For most people, the U.S. Centers for Disease Control and Prevention recommends waiting about a month between COVID shots. For the Moderna shot, they recommend waiting four weeks. Those who take the Pfizer shot can take the second in three weeks. However, they’ve recently advised young males to wait eight weeks between doses of either brand of vaccine. Recent research shows that this extended wait may help lessen the already slim chance of young males contracting myocarditis after getting a COVID vaccine.
At a Glance
- The CDC urges males between the ages of 12 and 39 to wait eight weeks between their first and second COVID vaccination.
- Canadian health officials say that the risk of myocarditis (inflammation of the heart) is lower for young men when they wait eight weeks between shots.
- Risk of myocarditis after taking COVID vaccines is low.

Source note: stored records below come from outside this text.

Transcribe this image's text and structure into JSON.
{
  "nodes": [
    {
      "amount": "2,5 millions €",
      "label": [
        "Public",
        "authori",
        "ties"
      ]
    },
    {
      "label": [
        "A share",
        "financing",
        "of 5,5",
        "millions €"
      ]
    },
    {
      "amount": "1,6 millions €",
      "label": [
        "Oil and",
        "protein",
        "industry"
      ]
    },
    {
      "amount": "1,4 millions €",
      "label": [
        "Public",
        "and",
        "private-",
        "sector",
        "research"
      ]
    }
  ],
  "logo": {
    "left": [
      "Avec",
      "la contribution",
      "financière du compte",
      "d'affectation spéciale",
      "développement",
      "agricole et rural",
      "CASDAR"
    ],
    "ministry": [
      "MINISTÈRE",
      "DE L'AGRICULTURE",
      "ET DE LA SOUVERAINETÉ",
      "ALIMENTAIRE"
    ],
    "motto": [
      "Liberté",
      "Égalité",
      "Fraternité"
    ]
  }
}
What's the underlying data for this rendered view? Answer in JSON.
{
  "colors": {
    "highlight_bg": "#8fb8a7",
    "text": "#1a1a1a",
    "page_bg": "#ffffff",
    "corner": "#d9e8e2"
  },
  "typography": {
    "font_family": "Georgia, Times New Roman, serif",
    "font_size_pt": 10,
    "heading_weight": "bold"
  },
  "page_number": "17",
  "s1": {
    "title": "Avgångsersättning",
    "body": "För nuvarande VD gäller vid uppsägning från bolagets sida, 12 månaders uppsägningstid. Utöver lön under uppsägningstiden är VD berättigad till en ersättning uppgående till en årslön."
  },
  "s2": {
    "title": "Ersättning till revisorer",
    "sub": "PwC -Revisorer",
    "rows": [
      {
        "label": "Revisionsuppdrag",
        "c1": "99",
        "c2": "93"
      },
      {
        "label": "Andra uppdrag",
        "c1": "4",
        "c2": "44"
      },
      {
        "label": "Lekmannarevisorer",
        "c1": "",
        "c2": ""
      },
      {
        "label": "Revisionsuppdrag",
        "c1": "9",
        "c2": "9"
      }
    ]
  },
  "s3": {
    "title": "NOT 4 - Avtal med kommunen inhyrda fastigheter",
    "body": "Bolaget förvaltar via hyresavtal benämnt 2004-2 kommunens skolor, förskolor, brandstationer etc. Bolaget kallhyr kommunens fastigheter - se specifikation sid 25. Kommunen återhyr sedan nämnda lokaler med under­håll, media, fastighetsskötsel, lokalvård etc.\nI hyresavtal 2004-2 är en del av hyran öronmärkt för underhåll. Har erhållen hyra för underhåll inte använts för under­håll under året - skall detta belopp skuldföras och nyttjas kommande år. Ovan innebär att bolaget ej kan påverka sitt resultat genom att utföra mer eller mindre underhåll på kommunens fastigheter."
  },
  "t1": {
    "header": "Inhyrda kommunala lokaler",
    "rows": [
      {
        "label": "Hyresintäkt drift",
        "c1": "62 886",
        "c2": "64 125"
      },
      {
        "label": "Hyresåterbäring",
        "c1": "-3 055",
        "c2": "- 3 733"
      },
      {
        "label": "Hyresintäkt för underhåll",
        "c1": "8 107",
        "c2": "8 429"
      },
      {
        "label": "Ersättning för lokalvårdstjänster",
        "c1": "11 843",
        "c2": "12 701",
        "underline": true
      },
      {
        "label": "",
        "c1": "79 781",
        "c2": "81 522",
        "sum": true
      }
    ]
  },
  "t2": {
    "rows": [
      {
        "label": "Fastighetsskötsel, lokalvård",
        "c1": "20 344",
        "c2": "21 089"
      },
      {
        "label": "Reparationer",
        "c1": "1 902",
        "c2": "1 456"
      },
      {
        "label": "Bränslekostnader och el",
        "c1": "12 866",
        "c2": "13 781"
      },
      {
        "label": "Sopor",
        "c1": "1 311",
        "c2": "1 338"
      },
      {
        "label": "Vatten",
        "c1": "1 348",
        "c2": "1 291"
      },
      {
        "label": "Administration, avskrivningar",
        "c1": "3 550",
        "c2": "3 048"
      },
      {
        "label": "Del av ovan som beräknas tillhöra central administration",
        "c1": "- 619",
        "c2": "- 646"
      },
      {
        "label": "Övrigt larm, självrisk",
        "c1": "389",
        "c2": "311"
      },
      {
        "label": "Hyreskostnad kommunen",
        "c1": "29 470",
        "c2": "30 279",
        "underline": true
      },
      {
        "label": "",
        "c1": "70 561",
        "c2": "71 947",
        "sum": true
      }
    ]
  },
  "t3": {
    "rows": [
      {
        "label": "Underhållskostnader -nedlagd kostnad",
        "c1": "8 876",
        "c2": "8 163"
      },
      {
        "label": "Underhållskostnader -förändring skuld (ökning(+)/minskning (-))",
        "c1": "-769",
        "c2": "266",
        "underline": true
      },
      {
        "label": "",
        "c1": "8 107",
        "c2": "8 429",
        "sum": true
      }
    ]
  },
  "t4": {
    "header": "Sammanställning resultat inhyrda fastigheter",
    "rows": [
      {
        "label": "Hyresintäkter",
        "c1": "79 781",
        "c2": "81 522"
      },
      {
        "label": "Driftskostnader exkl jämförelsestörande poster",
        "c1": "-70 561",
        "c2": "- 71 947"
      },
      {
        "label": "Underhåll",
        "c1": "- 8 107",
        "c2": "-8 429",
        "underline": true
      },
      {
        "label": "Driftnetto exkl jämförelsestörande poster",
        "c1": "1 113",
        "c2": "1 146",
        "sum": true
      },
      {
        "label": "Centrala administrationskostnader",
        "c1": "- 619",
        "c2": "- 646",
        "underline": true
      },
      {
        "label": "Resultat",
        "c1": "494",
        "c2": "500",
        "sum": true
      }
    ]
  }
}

Curbing the Risk of Myocarditis After COVID Vaccines
According to the CDC website, some younger males may experience symptoms of myocarditis after taking the COVID vaccine. Those who do experience this side effect usually do so after their second dose. As a result, those who take the Moderna or Pfizer vaccines experience myocarditis more often than those who take the Johnson & Johnson formulation. However, the CDC notes that the risk is low and COVID infection presents a higher level of risk than vaccination, no matter which brand is used.
According to CNBC, Canadian health officials found that the risk of myocarditis after taking a COVID vaccine was lower in males between the ages of 18 and 24 if they waited eight weeks between shots. As a result, the CDC is suggesting this wait time for males between the ages of 12 and 39.
What is Myocarditis?
Myocarditis is the inflammation of the myocardium or heart muscle, according to the Mayo Clinic. This inflammation can reduce the heart’s efficiency.
Early, mild symptoms of myocarditis include chest pain, shortness of breath, and rapid or irregular heartbeat.
However, untreated or severe myocarditis can allow clots to form in the heart. At its worst, the condition can lead to a heart attack or stroke.
Risk of Myocarditis After COVID Vaccines Is Low
Myocarditis sounds frightening, but young males shouldn’t allow it to scare them away from COVID vaccines. The truth is, the risk is already low. According to a December 2021 article in the New England Journal of Medicine, an average of 0.48 people in every 100,000 vaccinations experiences the condition overall. It is, however, a little riskier for younger people. 1.2 people between the ages of 18 and 29 will experience myocarditis for every 100,000 vaccinations.
This low-risk factor was calculated long before the CDC introduced this new guidance. So, by waiting a few extra weeks between shots, young males can make their already-slim chances of contracting myocarditis even lower.